Only Stephen and Glenda knew what she looked like. To the rest of the country, she was just a nameless woman trying to survive the war. Suddenly, she felt relief. What were the chances that they felt safe enough to leave the hotel? She slowly climbed the stairs, and reaching the street, she looked around. It was early in the morning, maybe two or three. The war hadn’t reached this neighborhood, the destruction hadn’t taken out the street lights, hadn’t destroyed the buildings yet.
She began walking down the street looking for a store that might sell a tool she could use, something to help her break the lock on the Fire House. Yes, I need a hardware store. I have to stay safe until tonight, until I can lead Ron and Christine into the coffee house.
In the distance, she heard a rumble. The sound increased, the windows in the stores next to her began to move in and out of their jambs. Across the street, she saw one of the large windows explode.
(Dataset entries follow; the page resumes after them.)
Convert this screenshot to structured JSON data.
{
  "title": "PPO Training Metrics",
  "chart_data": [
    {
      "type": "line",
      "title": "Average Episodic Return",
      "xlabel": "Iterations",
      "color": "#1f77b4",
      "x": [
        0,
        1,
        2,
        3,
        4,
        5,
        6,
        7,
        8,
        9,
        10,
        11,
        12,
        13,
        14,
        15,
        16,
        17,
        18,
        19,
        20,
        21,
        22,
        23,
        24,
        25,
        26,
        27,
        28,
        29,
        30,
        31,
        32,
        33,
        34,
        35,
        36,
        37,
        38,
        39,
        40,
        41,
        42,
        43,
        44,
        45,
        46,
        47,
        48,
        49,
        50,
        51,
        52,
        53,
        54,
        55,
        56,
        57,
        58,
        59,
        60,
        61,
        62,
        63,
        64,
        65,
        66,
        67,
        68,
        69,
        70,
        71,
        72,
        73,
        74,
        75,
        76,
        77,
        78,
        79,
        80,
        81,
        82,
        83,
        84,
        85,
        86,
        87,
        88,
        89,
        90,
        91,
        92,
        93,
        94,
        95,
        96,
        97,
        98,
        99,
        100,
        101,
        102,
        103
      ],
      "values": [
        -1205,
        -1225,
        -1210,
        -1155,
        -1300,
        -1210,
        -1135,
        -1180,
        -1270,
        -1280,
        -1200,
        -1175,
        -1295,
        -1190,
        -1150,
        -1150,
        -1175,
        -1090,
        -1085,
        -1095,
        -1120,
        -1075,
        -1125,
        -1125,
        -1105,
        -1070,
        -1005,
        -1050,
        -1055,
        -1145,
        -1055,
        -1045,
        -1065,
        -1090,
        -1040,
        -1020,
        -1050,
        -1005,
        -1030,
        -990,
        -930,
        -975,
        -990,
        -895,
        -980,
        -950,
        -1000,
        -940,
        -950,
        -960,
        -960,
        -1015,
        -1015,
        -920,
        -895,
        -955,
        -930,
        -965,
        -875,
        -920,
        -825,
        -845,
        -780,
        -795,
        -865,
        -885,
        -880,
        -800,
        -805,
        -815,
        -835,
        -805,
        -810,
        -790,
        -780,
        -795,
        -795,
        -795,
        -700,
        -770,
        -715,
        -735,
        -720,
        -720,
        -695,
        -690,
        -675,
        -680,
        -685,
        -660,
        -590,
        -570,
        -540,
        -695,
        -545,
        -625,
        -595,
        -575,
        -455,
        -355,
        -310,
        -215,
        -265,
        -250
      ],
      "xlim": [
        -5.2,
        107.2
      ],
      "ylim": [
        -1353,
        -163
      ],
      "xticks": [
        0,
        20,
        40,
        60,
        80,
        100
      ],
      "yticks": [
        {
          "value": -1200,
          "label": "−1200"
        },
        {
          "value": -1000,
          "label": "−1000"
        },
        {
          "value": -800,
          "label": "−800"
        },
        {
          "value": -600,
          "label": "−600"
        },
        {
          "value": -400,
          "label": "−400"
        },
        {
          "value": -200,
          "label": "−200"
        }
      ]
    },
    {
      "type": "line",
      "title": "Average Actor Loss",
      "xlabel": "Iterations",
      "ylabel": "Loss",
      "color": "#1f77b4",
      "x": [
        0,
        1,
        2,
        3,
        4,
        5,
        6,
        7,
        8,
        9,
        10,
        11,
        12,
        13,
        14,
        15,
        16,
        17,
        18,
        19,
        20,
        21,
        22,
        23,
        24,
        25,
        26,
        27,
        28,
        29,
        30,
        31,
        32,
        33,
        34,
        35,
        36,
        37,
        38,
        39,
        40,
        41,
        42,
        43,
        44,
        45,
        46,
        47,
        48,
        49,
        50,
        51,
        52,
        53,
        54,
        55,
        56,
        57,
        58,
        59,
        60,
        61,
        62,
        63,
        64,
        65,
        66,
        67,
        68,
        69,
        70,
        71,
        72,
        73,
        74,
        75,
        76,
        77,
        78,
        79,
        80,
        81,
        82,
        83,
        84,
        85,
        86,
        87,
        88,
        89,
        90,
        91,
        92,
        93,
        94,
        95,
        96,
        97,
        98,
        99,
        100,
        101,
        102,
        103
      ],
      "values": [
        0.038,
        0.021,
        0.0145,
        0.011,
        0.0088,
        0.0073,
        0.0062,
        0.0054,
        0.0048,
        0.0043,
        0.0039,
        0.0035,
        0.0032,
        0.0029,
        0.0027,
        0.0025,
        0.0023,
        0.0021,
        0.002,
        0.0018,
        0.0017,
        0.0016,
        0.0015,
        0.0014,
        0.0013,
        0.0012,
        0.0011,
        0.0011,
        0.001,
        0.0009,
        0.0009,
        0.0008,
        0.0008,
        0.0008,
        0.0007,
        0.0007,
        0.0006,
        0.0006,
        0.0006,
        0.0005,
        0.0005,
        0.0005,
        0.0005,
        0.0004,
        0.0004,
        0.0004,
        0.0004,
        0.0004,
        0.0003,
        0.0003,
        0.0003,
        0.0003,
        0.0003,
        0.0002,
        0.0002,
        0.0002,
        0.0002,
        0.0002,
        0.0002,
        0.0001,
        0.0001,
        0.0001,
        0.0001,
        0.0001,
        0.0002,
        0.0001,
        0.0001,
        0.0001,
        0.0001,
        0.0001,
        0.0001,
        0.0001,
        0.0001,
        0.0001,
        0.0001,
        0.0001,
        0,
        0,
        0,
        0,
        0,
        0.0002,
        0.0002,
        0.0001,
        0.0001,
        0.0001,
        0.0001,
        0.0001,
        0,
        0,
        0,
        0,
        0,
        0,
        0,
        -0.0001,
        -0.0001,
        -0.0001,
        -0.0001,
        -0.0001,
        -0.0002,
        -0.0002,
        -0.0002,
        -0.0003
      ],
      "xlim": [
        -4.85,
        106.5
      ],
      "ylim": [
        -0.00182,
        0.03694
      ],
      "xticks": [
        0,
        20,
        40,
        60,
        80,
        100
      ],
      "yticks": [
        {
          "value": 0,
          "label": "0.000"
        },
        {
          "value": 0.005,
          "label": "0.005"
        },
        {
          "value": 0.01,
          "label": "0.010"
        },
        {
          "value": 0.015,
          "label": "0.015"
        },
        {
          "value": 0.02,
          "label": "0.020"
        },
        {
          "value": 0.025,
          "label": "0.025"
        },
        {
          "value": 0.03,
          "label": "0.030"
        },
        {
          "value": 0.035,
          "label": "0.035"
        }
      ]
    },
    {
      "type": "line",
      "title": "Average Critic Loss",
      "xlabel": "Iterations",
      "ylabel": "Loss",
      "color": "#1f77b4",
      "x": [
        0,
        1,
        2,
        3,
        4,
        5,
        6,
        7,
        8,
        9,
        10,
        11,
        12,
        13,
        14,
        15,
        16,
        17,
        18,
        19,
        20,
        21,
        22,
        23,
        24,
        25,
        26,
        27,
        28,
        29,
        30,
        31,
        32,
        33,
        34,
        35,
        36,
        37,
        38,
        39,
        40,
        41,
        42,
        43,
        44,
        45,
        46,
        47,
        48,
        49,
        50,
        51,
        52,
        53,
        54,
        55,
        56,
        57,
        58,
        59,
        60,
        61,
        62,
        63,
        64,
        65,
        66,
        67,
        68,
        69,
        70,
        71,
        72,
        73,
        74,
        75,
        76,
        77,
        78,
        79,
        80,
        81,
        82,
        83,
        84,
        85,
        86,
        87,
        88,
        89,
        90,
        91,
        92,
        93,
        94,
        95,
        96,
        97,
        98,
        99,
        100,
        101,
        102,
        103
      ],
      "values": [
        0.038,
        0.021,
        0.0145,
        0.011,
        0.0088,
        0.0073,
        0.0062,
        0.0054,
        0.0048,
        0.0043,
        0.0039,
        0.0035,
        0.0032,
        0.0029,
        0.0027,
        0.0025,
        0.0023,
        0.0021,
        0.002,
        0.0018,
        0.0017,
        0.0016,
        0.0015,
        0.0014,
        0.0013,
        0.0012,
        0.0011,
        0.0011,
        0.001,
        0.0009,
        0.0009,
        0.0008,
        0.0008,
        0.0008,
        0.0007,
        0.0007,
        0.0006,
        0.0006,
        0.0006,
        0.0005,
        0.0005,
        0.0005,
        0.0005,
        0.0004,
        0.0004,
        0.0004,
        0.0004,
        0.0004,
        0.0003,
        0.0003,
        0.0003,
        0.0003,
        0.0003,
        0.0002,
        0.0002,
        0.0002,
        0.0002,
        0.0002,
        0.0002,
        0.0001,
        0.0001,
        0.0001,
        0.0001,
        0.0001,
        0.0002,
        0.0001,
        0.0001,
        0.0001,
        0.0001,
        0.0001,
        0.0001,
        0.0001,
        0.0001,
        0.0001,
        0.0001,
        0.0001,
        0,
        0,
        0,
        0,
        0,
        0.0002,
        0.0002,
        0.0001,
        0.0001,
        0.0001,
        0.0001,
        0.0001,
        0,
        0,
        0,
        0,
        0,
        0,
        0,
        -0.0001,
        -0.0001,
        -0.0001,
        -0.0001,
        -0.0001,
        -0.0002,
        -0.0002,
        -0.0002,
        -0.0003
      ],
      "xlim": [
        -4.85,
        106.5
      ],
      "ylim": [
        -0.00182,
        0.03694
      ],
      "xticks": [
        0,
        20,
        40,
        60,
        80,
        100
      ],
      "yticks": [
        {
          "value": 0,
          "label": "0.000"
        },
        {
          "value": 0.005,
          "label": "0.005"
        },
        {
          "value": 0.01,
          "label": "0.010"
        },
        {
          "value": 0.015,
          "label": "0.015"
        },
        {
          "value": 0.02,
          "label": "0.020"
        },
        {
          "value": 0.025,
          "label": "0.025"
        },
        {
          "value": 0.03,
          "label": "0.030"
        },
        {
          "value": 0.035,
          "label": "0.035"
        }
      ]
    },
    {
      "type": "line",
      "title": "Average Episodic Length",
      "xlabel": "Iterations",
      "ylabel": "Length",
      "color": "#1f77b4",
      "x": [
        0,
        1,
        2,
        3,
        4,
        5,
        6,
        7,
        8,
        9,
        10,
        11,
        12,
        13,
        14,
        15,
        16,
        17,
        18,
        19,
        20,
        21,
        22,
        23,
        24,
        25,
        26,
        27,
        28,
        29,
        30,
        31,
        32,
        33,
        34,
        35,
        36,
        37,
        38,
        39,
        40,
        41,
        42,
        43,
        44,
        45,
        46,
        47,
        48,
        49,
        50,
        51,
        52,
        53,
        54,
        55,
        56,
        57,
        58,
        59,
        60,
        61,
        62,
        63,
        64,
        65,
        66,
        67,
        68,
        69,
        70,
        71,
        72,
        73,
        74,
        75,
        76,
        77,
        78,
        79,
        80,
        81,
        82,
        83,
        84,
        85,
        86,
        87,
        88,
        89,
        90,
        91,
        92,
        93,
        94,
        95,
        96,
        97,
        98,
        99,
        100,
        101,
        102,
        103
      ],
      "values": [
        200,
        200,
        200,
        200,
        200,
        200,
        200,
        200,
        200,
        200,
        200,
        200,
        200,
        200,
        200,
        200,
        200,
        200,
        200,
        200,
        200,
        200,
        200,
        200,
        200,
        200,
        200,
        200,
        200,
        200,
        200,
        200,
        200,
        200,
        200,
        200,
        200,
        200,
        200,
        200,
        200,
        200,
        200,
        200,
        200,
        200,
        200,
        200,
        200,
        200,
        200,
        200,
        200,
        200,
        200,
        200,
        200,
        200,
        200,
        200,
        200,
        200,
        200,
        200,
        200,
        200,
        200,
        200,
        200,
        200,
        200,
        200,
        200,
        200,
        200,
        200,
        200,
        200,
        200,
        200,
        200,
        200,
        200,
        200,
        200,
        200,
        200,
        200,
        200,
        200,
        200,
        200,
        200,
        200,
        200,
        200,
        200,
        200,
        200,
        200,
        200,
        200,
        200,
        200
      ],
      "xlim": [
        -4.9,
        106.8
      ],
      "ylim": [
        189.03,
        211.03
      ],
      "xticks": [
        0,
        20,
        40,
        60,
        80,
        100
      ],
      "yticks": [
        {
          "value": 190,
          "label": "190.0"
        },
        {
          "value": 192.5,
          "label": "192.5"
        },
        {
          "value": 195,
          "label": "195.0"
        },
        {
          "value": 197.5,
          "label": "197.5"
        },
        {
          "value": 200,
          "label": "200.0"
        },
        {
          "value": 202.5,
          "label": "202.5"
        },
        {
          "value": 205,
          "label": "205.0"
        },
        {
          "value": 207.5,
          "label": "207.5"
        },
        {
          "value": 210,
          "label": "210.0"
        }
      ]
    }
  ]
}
The roaring sound became more prominent with each second, something was approaching. Something of great magnitude. The sound became so great that she had to cover her ears. She backed into the depression of a building that led to its doorway and waited. Stretching her neck to see beyond her safe haven, she watched. The street curved in a way that stopped her from seeing beyond a block of city structures. Louder, louder. The sound made everything around her vibrate, shake. A smell in the air caused her nose to quiver. What was it? A memory of driving through a territory where cows grazed flashed through her mind. Maybe pigs? The county fair? Then the front of the line came around the corner, its massive thrashing sound came into sight. It was a spectacle beyond any she’d ever laid eyes on.
Elephants were heading the stampede, charging down the road. Closely behind were tigers, then giraffes, monkeys, every animal she could think of. They seemed to be moving on instinct, nowhere to go, and yet followed their leaders because they couldn’t help themselves.
Eve looked on with a feeling of ecstasy, she couldn’t help laughing. Her sounds were drowned out by the thunderous clomping of their hoofs. She suddenly realized that she was jumping up and down, screaming with delight. Catching herself, she froze and watched with pure pleasure as the parade of exotic creatures promenaded next to her.